Gel electrophoresis is a method used in laboratories to measure and sort strands of DNA. It is necessary because DNA under normal conditions is too small to manipulate, even when viewed using most microscopes. The gel electrophoresis lab uses a relatively straightforward procedure, and the same basic technique can be used to separate individual proteins, as well.
The Gel Matrix
To begin the gel electrophoresis procedure, you first must create the gel. Typically, gels are made in thin sheets using a substance called agarose. Powdered agarose is placed in a flask, followed by a salt water solution called a buffer. This mixture of agarose and buffer is heated until the two substances melt together, then poured into a forming mold. A device called a comb is then placed at one end of the mold before the gel cools. When the gel is cooled, the comb is removed, leaving little slots which will be used to hold DNA samples.

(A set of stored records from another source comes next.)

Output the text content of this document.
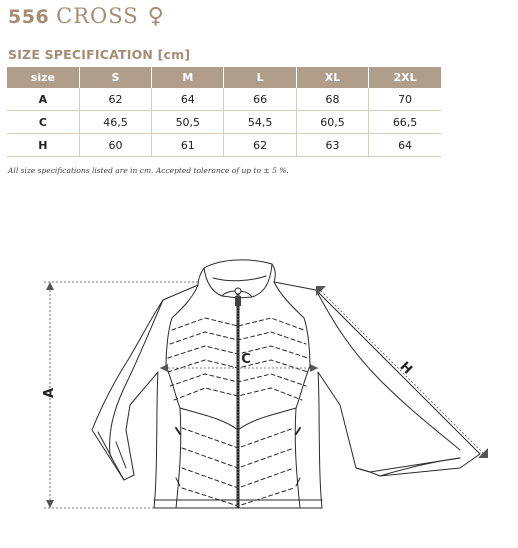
556 CROSS ♀
SIZE SPECIFICATION [cm]
size	S	M	L	XL	2XL
A	62	64	66	68	70
C	46,5	50,5	54,5	60,5	66,5
H	60	61	62	63	64
All size specifications listed are in cm. Accepted tolerance of up to ± 5 %.
A
C	H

A special characteristic of the cooled agarose mixture (called a gel matrix) stems from the fact that it is created with salt water. When electrified, the matrix will become conductive, allowing electricity to flow along its length. Another special property of the gel matrix is the presence of regular, microscopic holes. These holes will allow strands of DNA to travel through the gel matrix and facilitate the sorting process.
The Electrophoresis Chamber
Your next step is to create an electrophoresis chamber. This is a small rectangular box, wired with a positive and negative electrical connection at either end. Chambers are typically shallow, small enough to fit on a tabletop, and built from clear materials like Plexiglas.
Salt water solution is poured into the bottom of the electrophoresis chamber, and the gel matrix is submerged slightly within this solution. The salt water serves two purposes: aiding the flow of electricity and keeping the gel matrix moist. Since DNA is propelled by a negative charge, place your matrix so your samples will be located next to your negative electrical connection.
Preparing the DNA
DNA samples are then prepared. Since DNA in solution is all but impossible to see, a coloring agent called a loading buffer is added to each individual sample. This agent also thickens the DNA solution, making it less runny and more workable. Using a pipette, transfer a sample of DNA solution into each alternating slot in the gel matrix. In the empty slot between each sample, place some solution of DNA whose length you already know (called DNA standard) for experiment control and comparison.
Turn On the Power
Now, turn on your electrophoresis chamber. Under negative power, your DNA samples will be forced across the length of the chamber. Small strands of DNA will move more quickly through the gel matrix, and in a short amount of time they will separate themselves from longer, slower strands. The dye in the coloring agent lets you follow the track of the DNA. You will not be able to see individual strands of DNA, but strands of the same length will clump together.
When the DNA is sorted out, the matrix is removed from the electrophoresis chamber. The DNA is then stained to allow for easier measurement and examination.